Public Sub OnOpenForm(Control As object)

The above would be effective late binding...

Have you been able to actually do this?

In my tests with Access 2007, I could not declare IRibbonControl as a
generic Object. Using the generic Object compiles fine in both Access 2007
and 2003, but the Access 2007 ribbon never actually finds the callback
function and calls it. It seems strange but apparently the late binding
searches for the exact IRibbonControl signature, and a generic Object does
not work, at least for me.

In order to use common code that runs under both Access 2003 and 2007 in a
single compiled .Mde, I was able to accomplish it only by completely
eliminating callback functions having the IRibbonControl argument. In the
ribbon XML each button is instead implemented with direct calls to VBA in
the onAction attribute, such as
onAction="=MyCustomVbaFunction('StringArgument')". The down side is that the
resulting ribbons are mostly static and you cannot dynamically modify the
ribbon display using the Invalidate method.

On the other hand, you CAN assign different ribbons to different forms and
reports, and the appropriate ribbons are brought forward dynamically with
the associated form or report**. For this (limited) dynamic behavior to
work, you do need these ribbons to be specified under the <tabSet
idMso="TabSetFormReportExtensibility" > element.

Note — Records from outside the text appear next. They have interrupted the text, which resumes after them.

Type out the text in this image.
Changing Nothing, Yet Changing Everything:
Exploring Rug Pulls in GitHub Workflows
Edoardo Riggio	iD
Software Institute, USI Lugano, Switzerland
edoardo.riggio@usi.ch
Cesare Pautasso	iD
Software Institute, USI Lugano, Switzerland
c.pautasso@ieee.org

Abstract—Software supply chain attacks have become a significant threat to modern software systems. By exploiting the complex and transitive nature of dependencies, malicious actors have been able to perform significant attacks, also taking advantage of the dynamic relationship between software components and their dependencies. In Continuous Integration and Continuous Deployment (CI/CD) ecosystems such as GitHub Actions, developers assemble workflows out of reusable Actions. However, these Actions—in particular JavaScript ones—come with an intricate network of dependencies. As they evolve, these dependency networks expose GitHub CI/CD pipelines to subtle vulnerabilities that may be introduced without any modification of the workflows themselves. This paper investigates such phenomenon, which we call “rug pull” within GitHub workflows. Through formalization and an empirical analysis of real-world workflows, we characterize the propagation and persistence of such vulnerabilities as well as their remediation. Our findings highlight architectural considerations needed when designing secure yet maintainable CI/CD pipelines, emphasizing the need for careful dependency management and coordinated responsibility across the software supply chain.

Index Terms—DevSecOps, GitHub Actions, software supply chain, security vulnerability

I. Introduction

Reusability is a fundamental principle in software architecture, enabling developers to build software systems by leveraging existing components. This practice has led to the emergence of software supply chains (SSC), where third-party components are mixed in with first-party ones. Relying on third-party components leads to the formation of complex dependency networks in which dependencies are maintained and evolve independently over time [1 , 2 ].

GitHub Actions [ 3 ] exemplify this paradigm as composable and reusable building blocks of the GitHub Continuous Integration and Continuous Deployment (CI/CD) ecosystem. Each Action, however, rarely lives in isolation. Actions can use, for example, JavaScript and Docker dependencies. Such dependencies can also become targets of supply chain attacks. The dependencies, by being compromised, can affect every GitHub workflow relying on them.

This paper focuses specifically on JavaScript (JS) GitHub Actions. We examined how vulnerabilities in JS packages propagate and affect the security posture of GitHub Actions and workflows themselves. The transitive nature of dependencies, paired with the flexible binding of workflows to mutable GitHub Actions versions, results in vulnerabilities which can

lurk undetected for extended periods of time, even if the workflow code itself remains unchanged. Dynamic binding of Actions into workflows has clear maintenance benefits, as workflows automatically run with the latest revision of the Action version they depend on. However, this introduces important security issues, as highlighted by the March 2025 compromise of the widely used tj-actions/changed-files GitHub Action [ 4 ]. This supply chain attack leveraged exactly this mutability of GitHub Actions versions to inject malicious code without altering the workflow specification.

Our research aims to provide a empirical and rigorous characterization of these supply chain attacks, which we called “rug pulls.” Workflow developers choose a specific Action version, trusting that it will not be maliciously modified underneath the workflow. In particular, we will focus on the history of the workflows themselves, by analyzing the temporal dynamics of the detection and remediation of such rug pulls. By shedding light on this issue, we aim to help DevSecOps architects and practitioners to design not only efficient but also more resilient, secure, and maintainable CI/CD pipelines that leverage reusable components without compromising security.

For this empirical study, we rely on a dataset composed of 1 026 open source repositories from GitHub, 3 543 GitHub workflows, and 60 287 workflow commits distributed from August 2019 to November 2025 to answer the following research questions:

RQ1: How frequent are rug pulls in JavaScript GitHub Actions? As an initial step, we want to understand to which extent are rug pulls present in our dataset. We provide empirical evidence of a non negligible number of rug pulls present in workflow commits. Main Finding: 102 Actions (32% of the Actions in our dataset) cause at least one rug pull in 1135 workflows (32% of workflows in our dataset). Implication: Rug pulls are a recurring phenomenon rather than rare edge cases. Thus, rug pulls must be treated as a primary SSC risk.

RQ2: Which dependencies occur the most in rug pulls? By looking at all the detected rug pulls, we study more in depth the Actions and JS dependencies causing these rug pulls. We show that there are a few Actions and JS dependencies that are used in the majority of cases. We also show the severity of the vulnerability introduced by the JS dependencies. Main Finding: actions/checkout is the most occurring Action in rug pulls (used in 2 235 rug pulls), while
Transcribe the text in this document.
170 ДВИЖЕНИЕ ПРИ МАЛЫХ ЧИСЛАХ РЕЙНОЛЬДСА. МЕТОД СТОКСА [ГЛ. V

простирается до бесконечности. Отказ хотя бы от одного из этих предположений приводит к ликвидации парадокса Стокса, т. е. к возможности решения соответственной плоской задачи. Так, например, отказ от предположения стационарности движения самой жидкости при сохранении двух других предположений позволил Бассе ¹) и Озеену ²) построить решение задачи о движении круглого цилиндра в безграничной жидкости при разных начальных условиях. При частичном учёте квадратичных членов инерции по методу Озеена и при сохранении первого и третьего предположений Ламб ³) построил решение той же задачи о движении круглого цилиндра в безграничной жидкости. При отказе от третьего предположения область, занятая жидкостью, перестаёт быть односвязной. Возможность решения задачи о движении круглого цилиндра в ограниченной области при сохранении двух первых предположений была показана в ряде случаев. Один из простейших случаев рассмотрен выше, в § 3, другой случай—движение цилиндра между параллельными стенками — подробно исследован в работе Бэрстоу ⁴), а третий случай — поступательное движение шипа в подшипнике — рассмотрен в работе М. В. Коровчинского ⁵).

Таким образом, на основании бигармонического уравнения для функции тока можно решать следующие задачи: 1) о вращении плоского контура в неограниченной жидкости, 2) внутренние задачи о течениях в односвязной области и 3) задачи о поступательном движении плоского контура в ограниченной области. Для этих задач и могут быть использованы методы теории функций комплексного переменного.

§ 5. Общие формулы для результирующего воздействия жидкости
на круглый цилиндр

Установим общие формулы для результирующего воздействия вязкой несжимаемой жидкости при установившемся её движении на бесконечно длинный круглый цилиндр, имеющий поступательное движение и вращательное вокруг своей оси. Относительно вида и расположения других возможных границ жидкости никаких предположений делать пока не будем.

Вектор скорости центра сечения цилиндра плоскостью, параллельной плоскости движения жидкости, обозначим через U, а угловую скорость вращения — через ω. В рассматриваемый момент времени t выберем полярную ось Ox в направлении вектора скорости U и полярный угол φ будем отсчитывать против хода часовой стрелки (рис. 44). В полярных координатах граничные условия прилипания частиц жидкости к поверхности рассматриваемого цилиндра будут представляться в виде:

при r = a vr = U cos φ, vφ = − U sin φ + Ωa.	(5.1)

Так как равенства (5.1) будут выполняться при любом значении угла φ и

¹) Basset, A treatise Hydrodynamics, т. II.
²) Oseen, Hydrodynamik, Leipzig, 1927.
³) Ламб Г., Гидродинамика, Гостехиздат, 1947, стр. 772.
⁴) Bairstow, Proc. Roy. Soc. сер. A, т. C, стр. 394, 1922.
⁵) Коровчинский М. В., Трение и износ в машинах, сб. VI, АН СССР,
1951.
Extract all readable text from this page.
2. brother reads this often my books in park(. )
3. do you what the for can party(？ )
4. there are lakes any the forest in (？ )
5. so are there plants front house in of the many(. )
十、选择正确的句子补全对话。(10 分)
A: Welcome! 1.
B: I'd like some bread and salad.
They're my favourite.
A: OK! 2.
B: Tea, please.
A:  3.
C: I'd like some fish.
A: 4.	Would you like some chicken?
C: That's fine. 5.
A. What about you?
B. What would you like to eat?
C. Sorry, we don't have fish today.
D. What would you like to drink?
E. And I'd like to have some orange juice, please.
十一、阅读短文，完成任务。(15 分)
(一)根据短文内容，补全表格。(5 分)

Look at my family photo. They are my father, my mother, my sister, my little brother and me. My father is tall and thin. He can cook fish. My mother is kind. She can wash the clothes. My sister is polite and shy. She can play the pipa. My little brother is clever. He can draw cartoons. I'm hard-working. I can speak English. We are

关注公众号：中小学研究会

The other option is to create ribbon code with a #define and surrounding #if
that effectively removes the compilation under Access 2003. In this case you
must compile each version by manually changing the #define and distributing
separate release versions for Access 2003 and 2007.

- Steve

** Actually, the ribbon comes forward when a form first opens; unfortunately
if you have multiple forms open and switch between them, the ribbons do not
synchronize. Even in full Access, try going between query design and form
design; the ribbons do not synchronize properly. Oh well.
 
K

Keith

I never actually reference the ribbon in the callback. I just prompt the
user for what form they want to open after the ribbon button is clicked. I
know it's cheesy, but it buys me time to get my users upgraded.

Keith
 
S

Sky

Keith said:
I never actually reference the ribbon in the callback. I just prompt the
user for what form they want to open after the ribbon button is clicked.
I
know it's cheesy, but it buys me time to get my users upgraded.

Keith

Instead of prompting for a form, you could provide buttons on your ribbon to
open the forms.

For example, if you have two forms frmNode and frmLink, then your ribbon XML
would have buttons such as:

<button id="btnNode" label="Node" screentip="Node Data " supertip="long
description here" onAction="=OpenForm('frmNode')"/>

<button id="btnLink" label="Link" screentip="Link Data" supertip="long
description here" onAction="=OpenForm('frmLink')"/>

In your VBA you would have a function:

Function OpenForm(strFormName as String) as Boolean
On Error GoTo ErrExit
DoCmd.OpenForm acForm, strFormName
etc.

You would not need any ribbon callbacks at all. The code would compile under
both Access 2003 and 2007. In Access 2003 you display menus and toolbars
that call OpenForm; in Access 2007 you display a ribbon that calls OpenForm.